И все-таки поначалу он тосковал. Ахтырские офицеры, бойкие, горластые, приходя в гости, говорили в основном о лошадях, выпивке, картах и полковых амурах, сквернословили, поддразнивали тех, кто за время лагерей не обзавелся «обжешкой». «Это тебе не Петербург», — с тоской думал Артамон. В порядочном театре или в концерте за последние несколько лет из его нынешних сослуживцев не был ни один. На тех немногих, кто выписывал книги или журналы, смотрели как на изрядных чудаков. Артамон признавал: они добрые, славные люди, с которыми приятно выпить и закусить, но говорить… говорить с ними, помимо военных анекдотов, было решительно не о чем.
Он беспокоился и о том, как-то Веринька сойдется с новым кругом знакомых — уездных «львиц». Она умная, начитанная, гордая — и вдруг неизбежные сплетни, провинциальное сюсюканье, глупые домашние спектакли от скуки, с обязательными ссорами за главную роль, разговоры не о книгах, а о новых оборках, о варке варенья… А если замкнуться в семейном кругу, скажут: «Дерет нос».
Зима вдобавок выдалась слякотная, теплая, люди и лошади вязли по колено — ни о каких мостовых в Любаре, разумеется, слыхом не слыхивали. Временами Артамон проклинал это захолустное местечко, куда загнала его судьба, избравшая своей посредницей Егора Францевича.
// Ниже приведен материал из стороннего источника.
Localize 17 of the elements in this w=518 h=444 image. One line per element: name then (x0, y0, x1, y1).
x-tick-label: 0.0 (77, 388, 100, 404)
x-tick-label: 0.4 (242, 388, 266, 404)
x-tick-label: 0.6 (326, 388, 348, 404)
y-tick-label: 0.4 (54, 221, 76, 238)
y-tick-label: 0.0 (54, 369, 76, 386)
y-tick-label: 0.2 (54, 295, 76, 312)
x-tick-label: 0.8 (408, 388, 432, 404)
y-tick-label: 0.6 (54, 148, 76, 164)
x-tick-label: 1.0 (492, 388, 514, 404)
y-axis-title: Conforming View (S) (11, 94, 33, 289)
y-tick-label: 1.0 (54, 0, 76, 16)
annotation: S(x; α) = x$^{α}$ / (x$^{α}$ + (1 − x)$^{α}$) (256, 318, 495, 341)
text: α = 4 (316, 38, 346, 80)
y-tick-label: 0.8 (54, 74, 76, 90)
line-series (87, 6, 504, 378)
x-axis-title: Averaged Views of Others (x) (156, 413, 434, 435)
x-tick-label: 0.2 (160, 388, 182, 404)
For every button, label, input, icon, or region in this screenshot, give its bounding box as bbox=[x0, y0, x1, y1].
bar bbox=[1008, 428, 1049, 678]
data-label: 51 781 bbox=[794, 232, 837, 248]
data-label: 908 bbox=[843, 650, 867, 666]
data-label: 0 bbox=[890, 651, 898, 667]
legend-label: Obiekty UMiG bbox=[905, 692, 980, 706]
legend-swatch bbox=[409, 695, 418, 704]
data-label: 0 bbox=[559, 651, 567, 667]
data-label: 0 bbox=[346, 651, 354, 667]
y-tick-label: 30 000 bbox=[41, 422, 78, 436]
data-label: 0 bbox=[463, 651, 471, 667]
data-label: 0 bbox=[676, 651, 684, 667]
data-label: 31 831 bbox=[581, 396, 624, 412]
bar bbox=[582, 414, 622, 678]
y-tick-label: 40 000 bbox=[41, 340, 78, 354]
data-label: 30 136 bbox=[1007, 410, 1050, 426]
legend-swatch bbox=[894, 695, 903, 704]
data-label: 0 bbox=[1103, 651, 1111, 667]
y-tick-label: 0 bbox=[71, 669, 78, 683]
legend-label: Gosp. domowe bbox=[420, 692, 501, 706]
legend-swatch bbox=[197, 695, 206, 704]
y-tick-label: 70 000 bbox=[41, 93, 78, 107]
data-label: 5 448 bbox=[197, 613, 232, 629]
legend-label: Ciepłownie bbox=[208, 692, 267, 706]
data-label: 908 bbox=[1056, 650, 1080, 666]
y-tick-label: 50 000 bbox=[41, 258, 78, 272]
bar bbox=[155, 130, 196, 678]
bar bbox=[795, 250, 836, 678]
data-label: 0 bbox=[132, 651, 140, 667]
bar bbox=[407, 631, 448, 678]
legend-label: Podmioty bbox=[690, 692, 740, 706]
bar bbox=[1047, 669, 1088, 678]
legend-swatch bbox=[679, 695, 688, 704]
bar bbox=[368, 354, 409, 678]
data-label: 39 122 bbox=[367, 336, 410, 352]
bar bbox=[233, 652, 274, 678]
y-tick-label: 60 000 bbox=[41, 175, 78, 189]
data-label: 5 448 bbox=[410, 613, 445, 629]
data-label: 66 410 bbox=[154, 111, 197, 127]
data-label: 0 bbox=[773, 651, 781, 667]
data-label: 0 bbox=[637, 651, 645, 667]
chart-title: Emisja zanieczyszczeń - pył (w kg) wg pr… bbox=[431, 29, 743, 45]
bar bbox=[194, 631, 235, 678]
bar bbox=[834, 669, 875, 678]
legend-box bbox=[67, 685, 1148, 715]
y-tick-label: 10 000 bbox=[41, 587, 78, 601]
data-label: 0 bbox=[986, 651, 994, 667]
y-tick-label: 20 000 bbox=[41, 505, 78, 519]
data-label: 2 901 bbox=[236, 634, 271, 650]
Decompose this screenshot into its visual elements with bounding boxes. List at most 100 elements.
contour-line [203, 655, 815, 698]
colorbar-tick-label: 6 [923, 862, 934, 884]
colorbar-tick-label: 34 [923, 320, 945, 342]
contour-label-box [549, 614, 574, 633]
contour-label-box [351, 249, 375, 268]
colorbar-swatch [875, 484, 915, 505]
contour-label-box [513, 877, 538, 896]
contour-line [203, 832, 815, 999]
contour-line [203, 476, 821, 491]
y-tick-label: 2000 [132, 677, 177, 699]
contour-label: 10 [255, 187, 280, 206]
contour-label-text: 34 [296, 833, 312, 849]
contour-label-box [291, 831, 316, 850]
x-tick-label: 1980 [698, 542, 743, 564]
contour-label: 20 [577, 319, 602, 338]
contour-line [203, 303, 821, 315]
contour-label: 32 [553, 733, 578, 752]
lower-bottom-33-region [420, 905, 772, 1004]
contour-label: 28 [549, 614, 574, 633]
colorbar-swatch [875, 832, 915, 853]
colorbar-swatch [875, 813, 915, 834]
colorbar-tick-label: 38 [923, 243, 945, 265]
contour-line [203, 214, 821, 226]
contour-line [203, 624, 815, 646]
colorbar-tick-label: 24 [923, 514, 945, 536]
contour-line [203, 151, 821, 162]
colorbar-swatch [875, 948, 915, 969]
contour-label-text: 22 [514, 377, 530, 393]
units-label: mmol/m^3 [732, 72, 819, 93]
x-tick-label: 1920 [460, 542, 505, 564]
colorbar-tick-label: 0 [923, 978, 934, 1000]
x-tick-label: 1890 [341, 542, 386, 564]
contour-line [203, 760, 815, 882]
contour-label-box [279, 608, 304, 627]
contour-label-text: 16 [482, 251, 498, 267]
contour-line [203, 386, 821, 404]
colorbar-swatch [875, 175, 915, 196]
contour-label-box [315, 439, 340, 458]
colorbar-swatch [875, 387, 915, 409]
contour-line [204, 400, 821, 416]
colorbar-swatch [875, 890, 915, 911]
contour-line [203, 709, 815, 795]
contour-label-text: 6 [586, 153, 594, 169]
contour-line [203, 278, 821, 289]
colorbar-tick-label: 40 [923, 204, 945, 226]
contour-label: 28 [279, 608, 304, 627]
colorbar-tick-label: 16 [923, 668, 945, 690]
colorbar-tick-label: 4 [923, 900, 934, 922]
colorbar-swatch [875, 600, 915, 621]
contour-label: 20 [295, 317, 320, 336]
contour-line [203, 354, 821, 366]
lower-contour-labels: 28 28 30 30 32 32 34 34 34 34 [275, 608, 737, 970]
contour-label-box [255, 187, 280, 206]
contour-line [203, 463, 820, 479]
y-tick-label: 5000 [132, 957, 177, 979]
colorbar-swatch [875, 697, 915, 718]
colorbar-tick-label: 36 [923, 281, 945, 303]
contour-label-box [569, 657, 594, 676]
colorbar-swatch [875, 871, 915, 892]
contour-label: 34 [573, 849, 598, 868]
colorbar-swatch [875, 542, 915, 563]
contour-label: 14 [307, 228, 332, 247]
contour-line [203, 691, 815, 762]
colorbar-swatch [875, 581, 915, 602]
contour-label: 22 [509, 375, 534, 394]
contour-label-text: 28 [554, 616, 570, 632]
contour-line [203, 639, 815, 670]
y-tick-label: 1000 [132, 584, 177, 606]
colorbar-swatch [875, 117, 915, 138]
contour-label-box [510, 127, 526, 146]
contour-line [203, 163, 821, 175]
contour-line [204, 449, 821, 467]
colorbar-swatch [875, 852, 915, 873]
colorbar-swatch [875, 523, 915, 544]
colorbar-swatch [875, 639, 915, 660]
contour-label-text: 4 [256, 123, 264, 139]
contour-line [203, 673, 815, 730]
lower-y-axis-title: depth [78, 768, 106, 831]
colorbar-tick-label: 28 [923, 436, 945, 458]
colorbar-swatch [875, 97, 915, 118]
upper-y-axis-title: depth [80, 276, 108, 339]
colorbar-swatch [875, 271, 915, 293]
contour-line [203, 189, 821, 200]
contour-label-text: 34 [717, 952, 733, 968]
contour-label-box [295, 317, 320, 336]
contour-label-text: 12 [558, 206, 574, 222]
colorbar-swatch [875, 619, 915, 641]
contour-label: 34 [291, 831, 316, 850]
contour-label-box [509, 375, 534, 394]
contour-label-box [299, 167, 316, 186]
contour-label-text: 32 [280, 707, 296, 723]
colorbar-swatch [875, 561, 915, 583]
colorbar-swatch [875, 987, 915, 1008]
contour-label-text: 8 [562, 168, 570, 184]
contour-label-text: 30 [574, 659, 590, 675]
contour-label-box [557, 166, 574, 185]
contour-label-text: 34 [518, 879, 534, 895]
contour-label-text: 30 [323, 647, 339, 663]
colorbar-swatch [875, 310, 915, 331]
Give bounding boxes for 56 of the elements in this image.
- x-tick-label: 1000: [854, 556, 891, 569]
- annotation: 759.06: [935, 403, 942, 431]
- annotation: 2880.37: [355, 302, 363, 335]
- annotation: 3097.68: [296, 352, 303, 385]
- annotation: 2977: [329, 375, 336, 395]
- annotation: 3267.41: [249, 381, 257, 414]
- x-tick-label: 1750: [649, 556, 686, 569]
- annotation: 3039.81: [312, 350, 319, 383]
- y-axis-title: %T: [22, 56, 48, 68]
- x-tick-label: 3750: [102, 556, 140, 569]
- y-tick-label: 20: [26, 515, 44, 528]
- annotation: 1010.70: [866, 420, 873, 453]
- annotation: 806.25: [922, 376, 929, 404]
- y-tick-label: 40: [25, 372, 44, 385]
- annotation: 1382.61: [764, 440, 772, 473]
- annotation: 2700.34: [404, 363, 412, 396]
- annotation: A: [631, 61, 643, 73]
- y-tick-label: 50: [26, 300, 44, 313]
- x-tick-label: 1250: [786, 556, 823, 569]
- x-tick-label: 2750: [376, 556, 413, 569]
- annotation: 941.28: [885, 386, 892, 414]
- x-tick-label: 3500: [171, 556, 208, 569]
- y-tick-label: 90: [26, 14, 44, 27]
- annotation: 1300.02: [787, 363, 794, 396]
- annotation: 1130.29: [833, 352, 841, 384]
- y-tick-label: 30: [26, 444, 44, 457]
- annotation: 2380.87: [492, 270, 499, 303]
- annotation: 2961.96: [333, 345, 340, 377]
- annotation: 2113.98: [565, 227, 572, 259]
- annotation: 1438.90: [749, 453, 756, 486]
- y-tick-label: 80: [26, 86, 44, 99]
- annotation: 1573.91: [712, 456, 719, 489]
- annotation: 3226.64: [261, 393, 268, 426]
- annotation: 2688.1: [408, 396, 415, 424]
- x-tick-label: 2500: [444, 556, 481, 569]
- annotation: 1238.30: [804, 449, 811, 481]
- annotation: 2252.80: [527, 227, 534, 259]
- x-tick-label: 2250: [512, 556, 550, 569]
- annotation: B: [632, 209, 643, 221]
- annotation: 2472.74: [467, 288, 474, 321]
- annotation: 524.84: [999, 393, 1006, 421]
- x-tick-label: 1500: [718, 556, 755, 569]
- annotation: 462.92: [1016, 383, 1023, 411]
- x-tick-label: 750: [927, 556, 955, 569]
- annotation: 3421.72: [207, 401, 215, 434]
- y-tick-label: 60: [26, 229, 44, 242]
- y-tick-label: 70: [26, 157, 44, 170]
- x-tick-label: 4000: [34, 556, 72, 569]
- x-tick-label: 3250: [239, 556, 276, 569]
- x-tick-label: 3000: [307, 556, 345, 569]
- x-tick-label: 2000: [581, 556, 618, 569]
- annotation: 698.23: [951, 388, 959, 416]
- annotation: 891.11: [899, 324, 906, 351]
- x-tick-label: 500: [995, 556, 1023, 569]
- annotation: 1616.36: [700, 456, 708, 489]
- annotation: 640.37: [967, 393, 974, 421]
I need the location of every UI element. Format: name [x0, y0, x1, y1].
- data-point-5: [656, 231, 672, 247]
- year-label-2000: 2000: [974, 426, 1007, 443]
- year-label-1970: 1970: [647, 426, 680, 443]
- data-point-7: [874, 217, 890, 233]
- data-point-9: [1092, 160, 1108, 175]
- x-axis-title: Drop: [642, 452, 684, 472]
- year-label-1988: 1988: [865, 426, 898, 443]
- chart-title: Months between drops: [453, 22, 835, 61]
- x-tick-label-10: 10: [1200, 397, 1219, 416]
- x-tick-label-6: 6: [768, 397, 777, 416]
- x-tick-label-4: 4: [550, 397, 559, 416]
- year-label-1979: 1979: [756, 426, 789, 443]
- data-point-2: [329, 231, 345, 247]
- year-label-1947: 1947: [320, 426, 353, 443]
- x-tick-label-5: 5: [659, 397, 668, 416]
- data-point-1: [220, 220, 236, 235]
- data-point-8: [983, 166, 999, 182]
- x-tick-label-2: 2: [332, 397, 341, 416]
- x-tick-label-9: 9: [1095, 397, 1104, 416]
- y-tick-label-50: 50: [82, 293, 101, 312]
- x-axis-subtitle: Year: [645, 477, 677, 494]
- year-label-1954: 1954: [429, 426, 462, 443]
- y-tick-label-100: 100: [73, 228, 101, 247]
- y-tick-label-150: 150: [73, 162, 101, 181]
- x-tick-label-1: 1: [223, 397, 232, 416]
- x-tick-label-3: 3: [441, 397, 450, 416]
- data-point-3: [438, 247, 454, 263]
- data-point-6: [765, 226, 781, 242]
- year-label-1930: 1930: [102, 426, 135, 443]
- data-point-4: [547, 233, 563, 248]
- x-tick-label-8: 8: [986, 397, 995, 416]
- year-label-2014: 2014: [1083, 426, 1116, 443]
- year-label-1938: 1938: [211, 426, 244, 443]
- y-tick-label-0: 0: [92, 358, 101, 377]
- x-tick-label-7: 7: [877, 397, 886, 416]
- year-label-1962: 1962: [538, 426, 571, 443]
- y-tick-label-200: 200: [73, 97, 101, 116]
Впрочем, с приходом весны Любар стал обретать в его глазах некоторые достоинства. На свой лад здесь было красиво. Местечко тянулось вдоль берега реки Случи, за которой стоял старинный дворец Потоцких, и по весне утопало в зелени и в цветах. Сиренью и акацией пахло до одури. По мере того как Любар оживал от зимней спячки, захолустным его было уже не назвать. По праздникам звонили колокола во всех восьми православных церквях, в костеле и в монастыре, вечерами целыми толпами возвращались с кожевенных заводов, с мельницы и с винокурни рабочие, а после ужина валили обратно на улицу «гулять» — пели, плясали, бывало, что и дрались конец на конец. Бегали по лужам целыми ватагами русские, польские и еврейские ребятишки, сновали бабы в расшитых юбках, евреи в лапсердаках и ермолках, местные шляхтичи в старинных кунтушах с откидными рукавами…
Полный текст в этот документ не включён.